Let $(G,+)$ be an Hausdorff topological abelian group. Assume that $G$ is complete, i.e. every Cauchy sequence in $G$ converges in $G$.
Let $\widehat G:=\operatorname{Hom}_{\text{cont}}(G, S^{1})$ be the dual group of $G$ and put on $\widehat G$ the compact-open topology.
Here my question:
Is also $\widehat{G}$ a complete group?
Thanks in advance
I don't know the answer in general, but I suspect the following answer is good enough for your purposes (since completeness just with respect to sequences is not very useful anyways in full generality). Namely, if $G$ is any compactly generated topological abelian group (not necessarily complete), then $\widehat{G}$ is complete. Most spaces you will run into are compactly generated unless you are specifically trying to find pathological examples; in particular, for instance, any metrizable space is compactly generated.

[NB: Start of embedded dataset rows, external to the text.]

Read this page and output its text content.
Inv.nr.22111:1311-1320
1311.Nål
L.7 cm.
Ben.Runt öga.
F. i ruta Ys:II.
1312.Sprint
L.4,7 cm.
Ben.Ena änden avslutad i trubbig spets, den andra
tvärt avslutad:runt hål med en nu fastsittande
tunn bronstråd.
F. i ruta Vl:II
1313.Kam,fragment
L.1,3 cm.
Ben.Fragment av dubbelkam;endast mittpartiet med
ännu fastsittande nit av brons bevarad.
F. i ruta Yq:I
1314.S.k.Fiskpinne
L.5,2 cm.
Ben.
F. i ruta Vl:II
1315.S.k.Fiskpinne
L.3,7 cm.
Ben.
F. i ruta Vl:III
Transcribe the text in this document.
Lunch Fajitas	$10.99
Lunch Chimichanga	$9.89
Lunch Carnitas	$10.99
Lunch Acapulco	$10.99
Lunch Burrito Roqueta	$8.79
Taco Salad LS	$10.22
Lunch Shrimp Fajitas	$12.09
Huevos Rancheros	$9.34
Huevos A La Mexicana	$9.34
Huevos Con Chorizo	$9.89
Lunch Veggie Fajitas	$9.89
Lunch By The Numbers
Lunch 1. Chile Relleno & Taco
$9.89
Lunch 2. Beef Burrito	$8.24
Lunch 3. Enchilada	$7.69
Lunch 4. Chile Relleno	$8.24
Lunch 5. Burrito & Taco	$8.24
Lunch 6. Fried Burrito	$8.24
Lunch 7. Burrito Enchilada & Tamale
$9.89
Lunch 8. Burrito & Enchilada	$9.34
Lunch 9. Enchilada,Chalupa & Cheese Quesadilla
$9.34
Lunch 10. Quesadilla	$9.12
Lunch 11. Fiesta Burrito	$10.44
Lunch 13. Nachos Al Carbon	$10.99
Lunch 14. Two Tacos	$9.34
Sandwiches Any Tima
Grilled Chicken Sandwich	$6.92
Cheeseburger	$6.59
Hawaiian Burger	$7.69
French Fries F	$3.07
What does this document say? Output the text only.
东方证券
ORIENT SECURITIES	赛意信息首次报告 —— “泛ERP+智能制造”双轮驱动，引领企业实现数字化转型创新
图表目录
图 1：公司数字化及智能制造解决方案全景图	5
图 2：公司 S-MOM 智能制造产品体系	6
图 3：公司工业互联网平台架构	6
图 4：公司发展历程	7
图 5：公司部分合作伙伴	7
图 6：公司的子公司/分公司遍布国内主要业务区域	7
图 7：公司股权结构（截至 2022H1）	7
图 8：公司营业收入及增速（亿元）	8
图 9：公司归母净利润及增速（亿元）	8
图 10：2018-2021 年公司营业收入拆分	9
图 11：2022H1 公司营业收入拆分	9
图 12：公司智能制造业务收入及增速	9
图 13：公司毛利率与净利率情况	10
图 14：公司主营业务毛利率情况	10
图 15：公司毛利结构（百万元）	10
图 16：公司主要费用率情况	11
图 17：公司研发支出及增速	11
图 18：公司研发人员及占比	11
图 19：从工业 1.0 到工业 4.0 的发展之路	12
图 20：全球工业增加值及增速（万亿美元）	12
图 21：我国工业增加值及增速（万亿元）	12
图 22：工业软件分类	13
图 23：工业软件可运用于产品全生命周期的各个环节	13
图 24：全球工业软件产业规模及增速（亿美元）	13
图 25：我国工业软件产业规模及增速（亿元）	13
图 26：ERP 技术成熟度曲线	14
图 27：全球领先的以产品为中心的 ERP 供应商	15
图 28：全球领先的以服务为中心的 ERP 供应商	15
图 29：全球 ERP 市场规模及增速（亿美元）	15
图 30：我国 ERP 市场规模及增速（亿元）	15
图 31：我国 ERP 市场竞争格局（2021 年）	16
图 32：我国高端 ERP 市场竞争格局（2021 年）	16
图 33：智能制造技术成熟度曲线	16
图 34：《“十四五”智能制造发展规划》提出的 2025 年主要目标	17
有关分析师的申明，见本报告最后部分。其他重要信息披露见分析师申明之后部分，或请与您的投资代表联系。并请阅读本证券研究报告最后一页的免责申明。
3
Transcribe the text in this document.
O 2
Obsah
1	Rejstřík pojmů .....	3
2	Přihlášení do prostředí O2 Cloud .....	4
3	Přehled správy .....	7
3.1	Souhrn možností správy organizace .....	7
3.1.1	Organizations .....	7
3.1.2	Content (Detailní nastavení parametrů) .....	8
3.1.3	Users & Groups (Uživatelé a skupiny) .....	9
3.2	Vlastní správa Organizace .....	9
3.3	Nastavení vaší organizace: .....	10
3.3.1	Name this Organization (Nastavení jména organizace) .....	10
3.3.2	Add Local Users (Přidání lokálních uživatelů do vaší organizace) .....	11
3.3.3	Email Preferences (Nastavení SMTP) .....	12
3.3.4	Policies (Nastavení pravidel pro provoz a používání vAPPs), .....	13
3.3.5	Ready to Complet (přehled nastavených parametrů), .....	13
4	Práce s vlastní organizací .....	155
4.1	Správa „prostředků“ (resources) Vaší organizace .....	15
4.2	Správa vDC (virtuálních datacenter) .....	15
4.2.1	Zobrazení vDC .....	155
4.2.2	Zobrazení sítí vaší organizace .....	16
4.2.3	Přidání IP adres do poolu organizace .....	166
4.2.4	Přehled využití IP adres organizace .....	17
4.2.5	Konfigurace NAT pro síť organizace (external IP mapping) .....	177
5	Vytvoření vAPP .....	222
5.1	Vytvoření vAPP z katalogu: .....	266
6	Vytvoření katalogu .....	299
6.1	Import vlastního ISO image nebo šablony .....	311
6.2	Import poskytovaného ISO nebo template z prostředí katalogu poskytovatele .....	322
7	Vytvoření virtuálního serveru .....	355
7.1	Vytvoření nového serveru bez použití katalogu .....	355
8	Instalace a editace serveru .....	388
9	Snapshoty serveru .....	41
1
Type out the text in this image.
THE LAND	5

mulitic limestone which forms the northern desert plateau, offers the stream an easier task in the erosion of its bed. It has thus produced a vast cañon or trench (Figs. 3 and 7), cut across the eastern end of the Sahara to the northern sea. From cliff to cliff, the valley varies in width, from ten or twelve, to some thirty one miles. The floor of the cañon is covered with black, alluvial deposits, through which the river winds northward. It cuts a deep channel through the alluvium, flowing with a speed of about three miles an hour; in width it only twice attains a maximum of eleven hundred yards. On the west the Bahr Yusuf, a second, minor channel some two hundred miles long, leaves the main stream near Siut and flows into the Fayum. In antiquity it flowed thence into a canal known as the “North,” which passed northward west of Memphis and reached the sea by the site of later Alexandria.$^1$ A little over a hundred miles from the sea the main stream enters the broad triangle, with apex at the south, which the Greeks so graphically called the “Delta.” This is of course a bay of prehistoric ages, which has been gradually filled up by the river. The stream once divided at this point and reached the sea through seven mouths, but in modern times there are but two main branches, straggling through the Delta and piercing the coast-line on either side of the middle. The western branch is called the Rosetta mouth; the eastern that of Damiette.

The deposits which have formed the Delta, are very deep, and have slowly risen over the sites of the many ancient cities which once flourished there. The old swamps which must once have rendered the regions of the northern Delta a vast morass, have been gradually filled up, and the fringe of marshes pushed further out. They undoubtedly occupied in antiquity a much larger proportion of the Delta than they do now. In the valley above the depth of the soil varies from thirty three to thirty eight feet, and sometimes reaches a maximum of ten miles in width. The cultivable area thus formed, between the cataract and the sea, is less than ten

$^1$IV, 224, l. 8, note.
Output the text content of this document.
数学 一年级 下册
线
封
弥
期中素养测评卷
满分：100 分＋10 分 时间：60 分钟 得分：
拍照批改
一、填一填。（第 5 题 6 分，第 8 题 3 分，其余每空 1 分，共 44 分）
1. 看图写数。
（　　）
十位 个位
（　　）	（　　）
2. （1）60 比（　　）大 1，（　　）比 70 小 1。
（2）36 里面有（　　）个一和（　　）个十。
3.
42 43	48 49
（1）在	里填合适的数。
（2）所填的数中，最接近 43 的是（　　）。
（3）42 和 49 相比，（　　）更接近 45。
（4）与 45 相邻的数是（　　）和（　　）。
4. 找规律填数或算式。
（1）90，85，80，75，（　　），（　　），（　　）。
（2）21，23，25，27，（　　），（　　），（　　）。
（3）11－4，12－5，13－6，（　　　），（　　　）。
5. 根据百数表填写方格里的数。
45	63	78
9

To prove $\widehat{G}$ is complete if $G$ is compactly generated, suppose $(f_n)$ is a Cauchy sequence in $\widehat{G}$. Then in particular $(f_n(x))$ is Cauchy for each $x\in G$, and so we may define a function $f$ as the pointwise limit of $f_n$. We then see that $f$ is a homomorphism since it is a pointwise limit of homomorphisms. Moreover, $(f_n)$ is uniformly Cauchy on each compact subset of $G$, so $f_n\to f$ uniformly on compact sets. Thus $f$ is continuous when restricted to each compact subset of $G$. Since $G$ is compactly generated, this means that $f$ is continuous. Thus $f\in\widehat{G}$, and $f_n\to f$ in $\widehat{G}$ since the convergence is uniform on compact sets.